The complete and prefix potentials are related by the following equality:

\[ \prefix(\xx) = 0 \implies \complete(\xx\yy) = 0 \, \forall \xx,\yy \text{ such that } \xx\yy \in \A^* \]

Intuitively, this means that the prefix potential cannot rule out a sequence which can later on turn out to be valid according to the complete potential.

Finally, we define the next-token weights function \(\pot(x \mid \xx) : \A \cup \{\eos\} \rightarrow \mathbb{R}_{\geq 0}\), which assigns a non-negative real number to each token \(x \in \A \cup \{\eos\}\) given a sequence \(\xx \in \A^*\):

\[ \pot(x \mid \xx) = \frac{\pot(\xx x)}{\prefix(\xx)} = \begin{cases} \frac{\prefix(\xx x)}{\prefix(\xx)} & \text{if } x \in \A \\ \frac{\complete(\xx)}{\prefix(\xx)} & \text{if } x = \eos \end{cases} \]

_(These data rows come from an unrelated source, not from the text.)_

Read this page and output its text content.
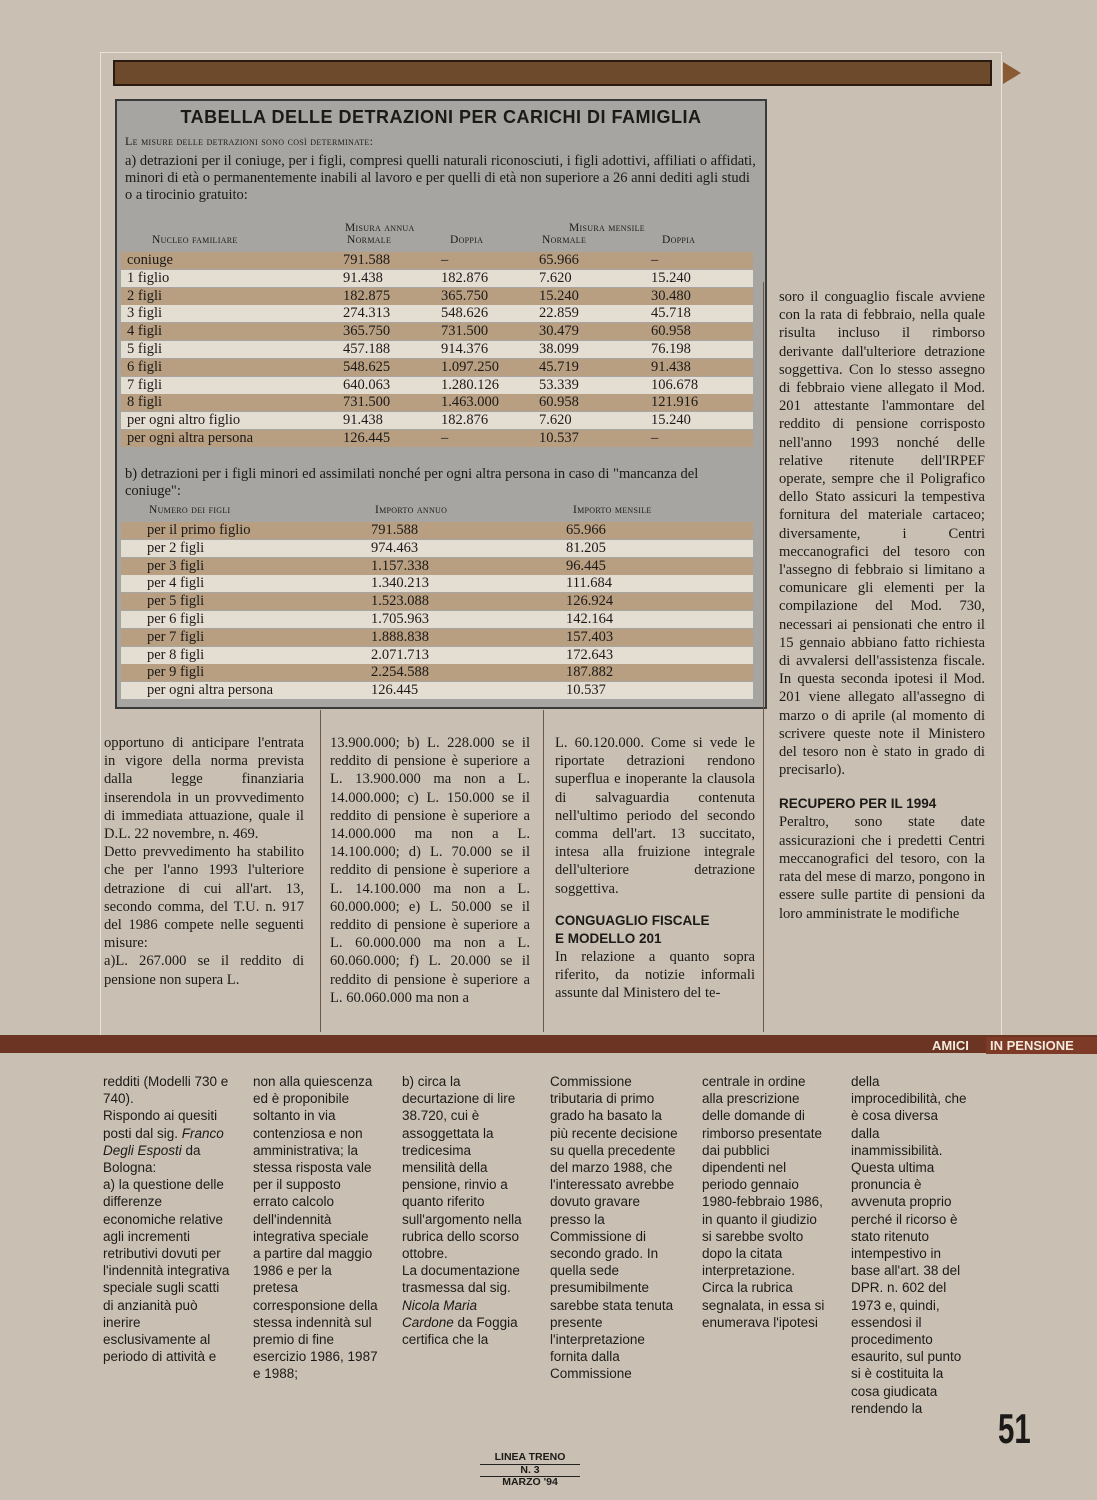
TABELLA DELLE DETRAZIONI PER CARICHI DI FAMIGLIA
Le misure delle detrazioni sono così determinate:
a) detrazioni per il coniuge, per i figli, compresi quelli naturali riconosciuti, i figli adottivi, affiliati o affidati, minori di età o permanentemente inabili al lavoro e per quelli di età non superiore a 26 anni dediti agli studi o a tirocinio gratuito:
Misura annua	Misura mensile
Nucleo familiare	Normale	Doppia	Normale	Doppia
coniuge	791.588	–	65.966	–
1 figlio	91.438	182.876	7.620	15.240
2 figli	182.875	365.750	15.240	30.480
3 figli	274.313	548.626	22.859	45.718
4 figli	365.750	731.500	30.479	60.958
5 figli	457.188	914.376	38.099	76.198
6 figli	548.625	1.097.250	45.719	91.438
7 figli	640.063	1.280.126	53.339	106.678
8 figli	731.500	1.463.000	60.958	121.916
per ogni altro figlio	91.438	182.876	7.620	15.240
per ogni altra persona	126.445	–	10.537	–
b) detrazioni per i figli minori ed assimilati nonché per ogni altra persona in caso di "mancanza del coniuge":
Numero dei figli	Importo annuo	Importo mensile
per il primo figlio	791.588	65.966
per 2 figli	974.463	81.205
per 3 figli	1.157.338	96.445
per 4 figli	1.340.213	111.684
per 5 figli	1.523.088	126.924
per 6 figli	1.705.963	142.164
per 7 figli	1.888.838	157.403
per 8 figli	2.071.713	172.643
per 9 figli	2.254.588	187.882
per ogni altra persona	126.445	10.537

opportuno di anticipare l'entrata in vigore della norma prevista dalla legge finanziaria inserendola in un provvedimento di immediata attuazione, quale il D.L. 22 novembre, n. 469.

Detto prevvedimento ha stabilito che per l'anno 1993 l'ulteriore detrazione di cui all'art. 13, secondo comma, del T.U. n. 917 del 1986 compete nelle seguenti misure:

a)L. 267.000 se il reddito di pensione non supera L.

13.900.000; b) L. 228.000 se il reddito di pensione è superiore a L. 13.900.000 ma non a L. 14.000.000; c) L. 150.000 se il reddito di pensione è superiore a 14.000.000 ma non a L. 14.100.000; d) L. 70.000 se il reddito di pensione è superiore a L. 14.100.000 ma non a L. 60.000.000; e) L. 50.000 se il reddito di pensione è superiore a L. 60.000.000 ma non a L. 60.060.000; f) L. 20.000 se il reddito di pensione è superiore a L. 60.060.000 ma non a

L. 60.120.000. Come si vede le riportate detrazioni rendono superflua e inoperante la clausola di salvaguardia contenuta nell'ultimo periodo del secondo comma dell'art. 13 succitato, intesa alla fruizione integrale dell'ulteriore detrazione soggettiva.

CONGUAGLIO FISCALE

E MODELLO 201

In relazione a quanto sopra riferito, da notizie informali assunte dal Ministero del te-

soro il conguaglio fiscale avviene con la rata di febbraio, nella quale risulta incluso il rimborso derivante dall'ulteriore detrazione soggettiva. Con lo stesso assegno di febbraio viene allegato il Mod. 201 attestante l'ammontare del reddito di pensione corrisposto nell'anno 1993 nonché delle relative ritenute dell'IRPEF operate, sempre che il Poligrafico dello Stato assicuri la tempestiva fornitura del materiale cartaceo; diversamente, i Centri meccanografici del tesoro con l'assegno di febbraio si limitano a comunicare gli elementi per la compilazione del Mod. 730, necessari ai pensionati che entro il 15 gennaio abbiano fatto richiesta di avvalersi dell'assistenza fiscale. In questa seconda ipotesi il Mod. 201 viene allegato all'assegno di marzo o di aprile (al momento di scrivere queste note il Ministero del tesoro non è stato in grado di precisarlo).

RECUPERO PER IL 1994

Peraltro, sono state date assicurazioni che i predetti Centri meccanografici del tesoro, con la rata del mese di marzo, pongono in essere sulle partite di pensioni da loro amministrate le modifiche

AMICI	IN PENSIONE

redditi (Modelli 730 e 740).

Rispondo ai quesiti posti dal sig. Franco Degli Esposti da Bologna:

a) la questione delle differenze economiche relative agli incrementi retributivi dovuti per l'indennità integrativa speciale sugli scatti di anzianità può inerire esclusivamente al periodo di attività e

non alla quiescenza ed è proponibile soltanto in via contenziosa e non amministrativa; la stessa risposta vale per il supposto errato calcolo dell'indennità integrativa speciale a partire dal maggio 1986 e per la pretesa corresponsione della stessa indennità sul premio di fine esercizio 1986, 1987 e 1988;

b) circa la decurtazione di lire 38.720, cui è assoggettata la tredicesima mensilità della pensione, rinvio a quanto riferito sull'argomento nella rubrica dello scorso ottobre.

La documentazione trasmessa dal sig. Nicola Maria Cardone da Foggia certifica che la

Commissione tributaria di primo grado ha basato la più recente decisione su quella precedente del marzo 1988, che l'interessato avrebbe dovuto gravare presso la Commissione di secondo grado. In quella sede presumibilmente sarebbe stata tenuta presente l'interpretazione fornita dalla Commissione

centrale in ordine alla prescrizione delle domande di rimborso presentate dai pubblici dipendenti nel periodo gennaio 1980-febbraio 1986, in quanto il giudizio si sarebbe svolto dopo la citata interpretazione.

Circa la rubrica segnalata, in essa si enumerava l'ipotesi

della improcedibilità, che è cosa diversa dalla inammissibilità. Questa ultima pronuncia è avvenuta proprio perché il ricorso è stato ritenuto intempestivo in base all'art. 38 del DPR. n. 602 del 1973 e, quindi, essendosi il procedimento esaurito, sul punto si è costituita la cosa giudicata rendendo la

LINEA TRENO
N. 3
MARZO '94
51
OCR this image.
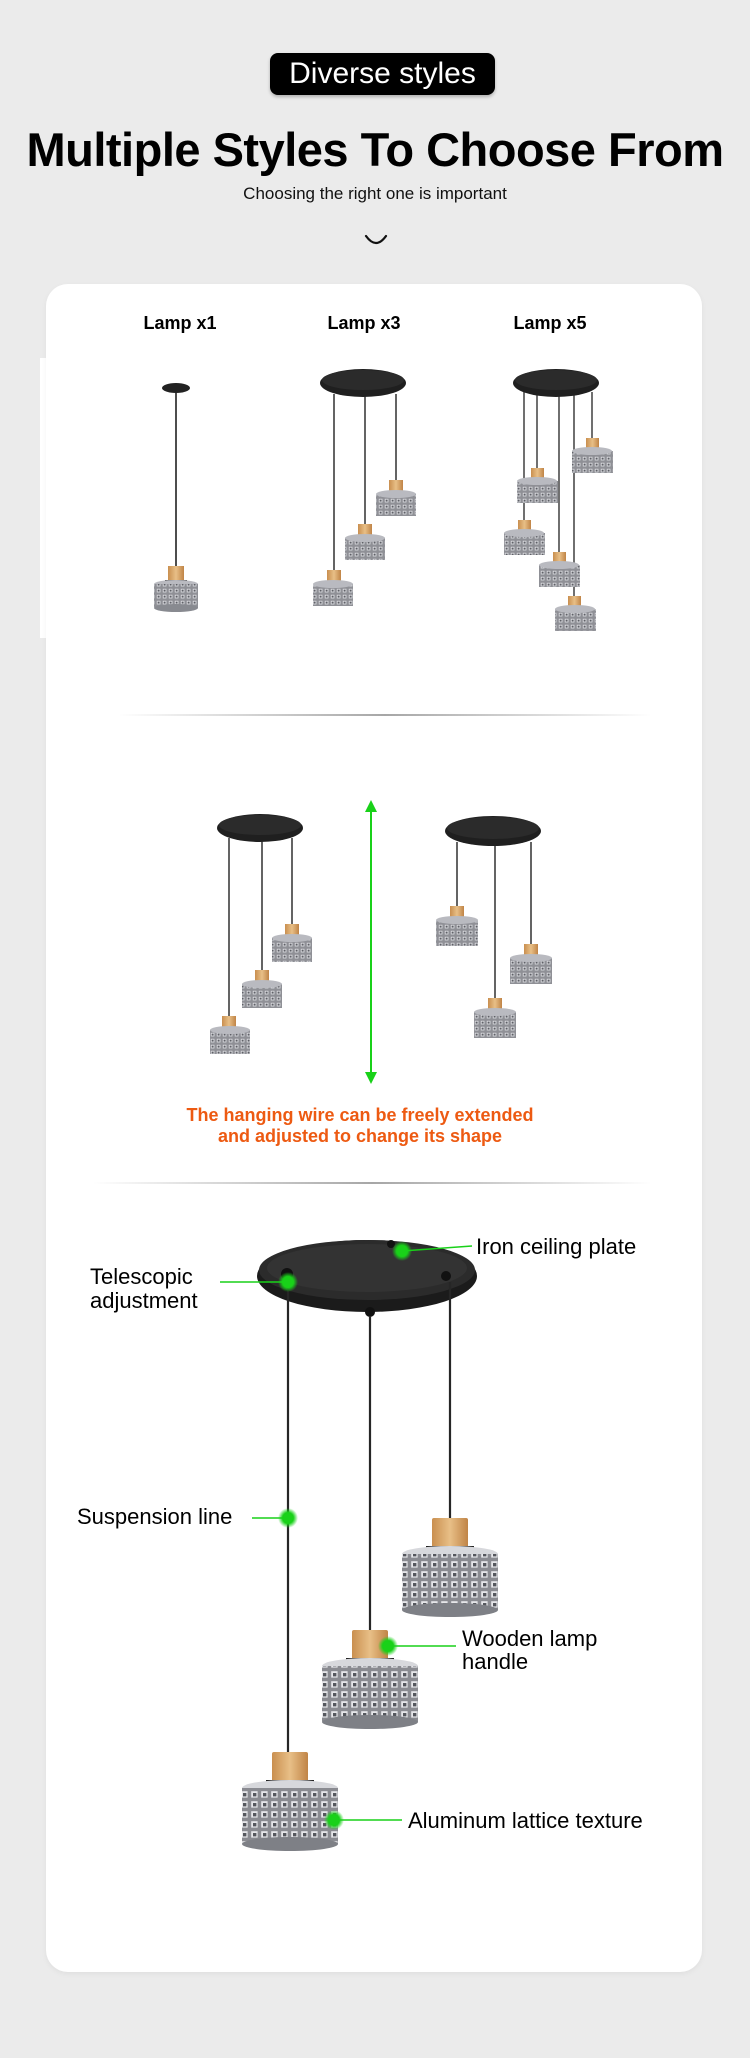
Diverse styles
Multiple Styles To Choose From

Choosing the right one is important

Lamp x1	Lamp x3	Lamp x5

The hanging wire can be freely extended

and adjusted to change its shape

Telescopic
adjustment
Iron ceiling plate
Suspension line
Wooden lamp
handle
Aluminum lattice texture
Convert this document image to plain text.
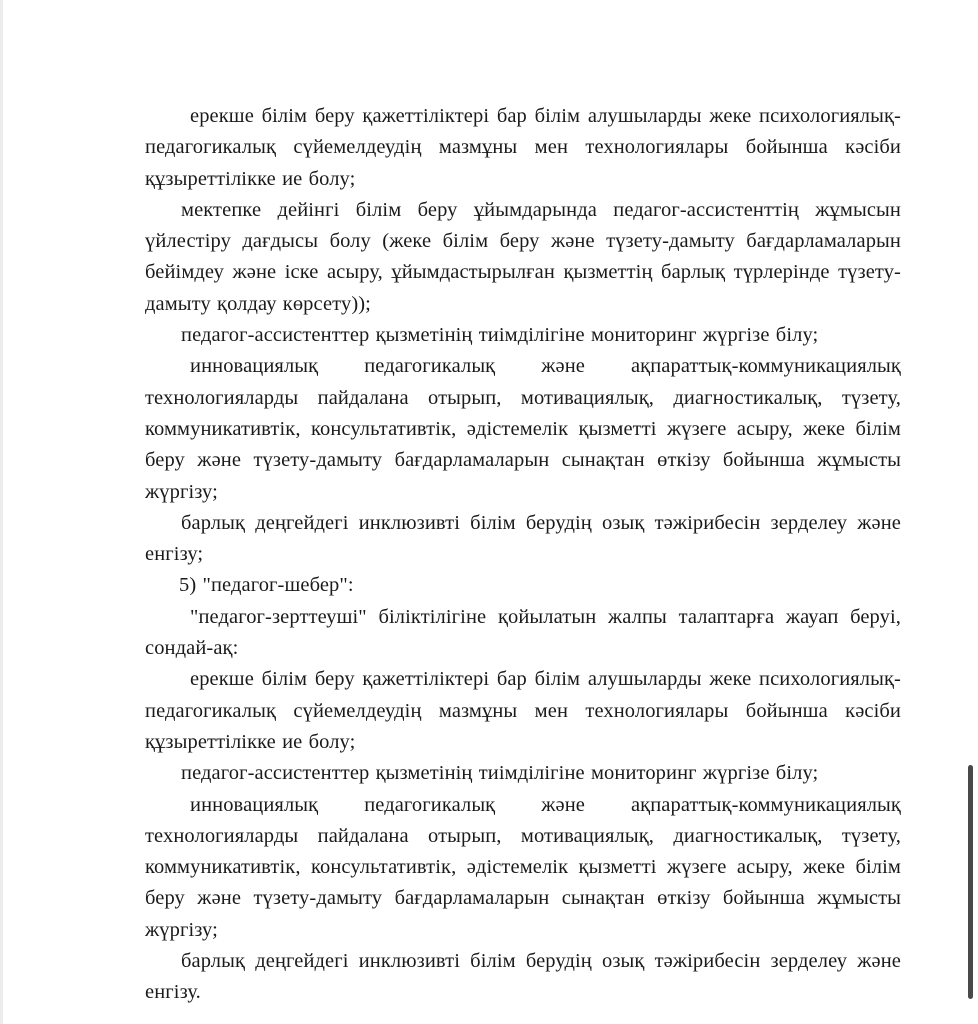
ерекше білім беру қажеттіліктері бар білім алушыларды жеке психологиялық-педагогикалық сүйемелдеудің мазмұны мен технологиялары бойынша кәсіби құзыреттілікке ие болу;

мектепке дейінгі білім беру ұйымдарында педагог-ассистенттің жұмысын үйлестіру дағдысы болу (жеке білім беру және түзету-дамыту бағдарламаларын бейімдеу және іске асыру, ұйымдастырылған қызметтің барлық түрлерінде түзету-дамыту қолдау көрсету));

педагог-ассистенттер қызметінің тиімділігіне мониторинг жүргізе білу;

инновациялық педагогикалық және ақпараттық-коммуникациялық технологияларды пайдалана отырып, мотивациялық, диагностикалық, түзету, коммуникативтік, консультативтік, әдістемелік қызметті жүзеге асыру, жеке білім беру және түзету-дамыту бағдарламаларын сынақтан өткізу бойынша жұмысты жүргізу;

барлық деңгейдегі инклюзивті білім берудің озық тәжірибесін зерделеу және енгізу;

5) "педагог-шебер":

"педагог-зерттеуші" біліктілігіне қойылатын жалпы талаптарға жауап беруі, сондай-ақ:

ерекше білім беру қажеттіліктері бар білім алушыларды жеке психологиялық-педагогикалық сүйемелдеудің мазмұны мен технологиялары бойынша кәсіби құзыреттілікке ие болу;

педагог-ассистенттер қызметінің тиімділігіне мониторинг жүргізе білу;

инновациялық педагогикалық және ақпараттық-коммуникациялық технологияларды пайдалана отырып, мотивациялық, диагностикалық, түзету, коммуникативтік, консультативтік, әдістемелік қызметті жүзеге асыру, жеке білім беру және түзету-дамыту бағдарламаларын сынақтан өткізу бойынша жұмысты жүргізу;

барлық деңгейдегі инклюзивті білім берудің озық тәжірибесін зерделеу және енгізу.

\(\pot(\cdot \mid \xx)\) is related to the complete and prefix potentials according to the following autoregressive factorization:

\[ \frac{\complete(\xx)}{\prefix(\epsilon)} = \pot(\eos \mid \xx) \prod_{x \in \xx} \pot(x \mid \xx) \]

Correspondance with the `Potential` class

Each of the quantities above directly corresponds to a method or attribute of the Potential class:

Method/Attribute	Mathematical Quantity	Description
`vocab`	\(\A\)	The vocabulary of the potential.
`eos`	\(\eos\)	The end-of-sequence token.
`vocab_eos`	\(\A \cup \{\eos\}\)	The vocabulary of the potential including the end-of-sequence token.
`complete(self, context)`	\(\log \complete(\xx)\)	The complete potential for a given sequence.
`prefix(self, context)`	\(\log \prefix(\xx)\)	The prefix potential for a given sequence.
`logw_next(self, context)`	\(\log \pot(\cdot \mid \xx)\)	The next-token potential for a given prefix sequence.
`score(self, context)`	\(\log \pot(\xx)\)	The potential, dispatching to `complete` for eos-terminated sequences and `prefix` otherwise.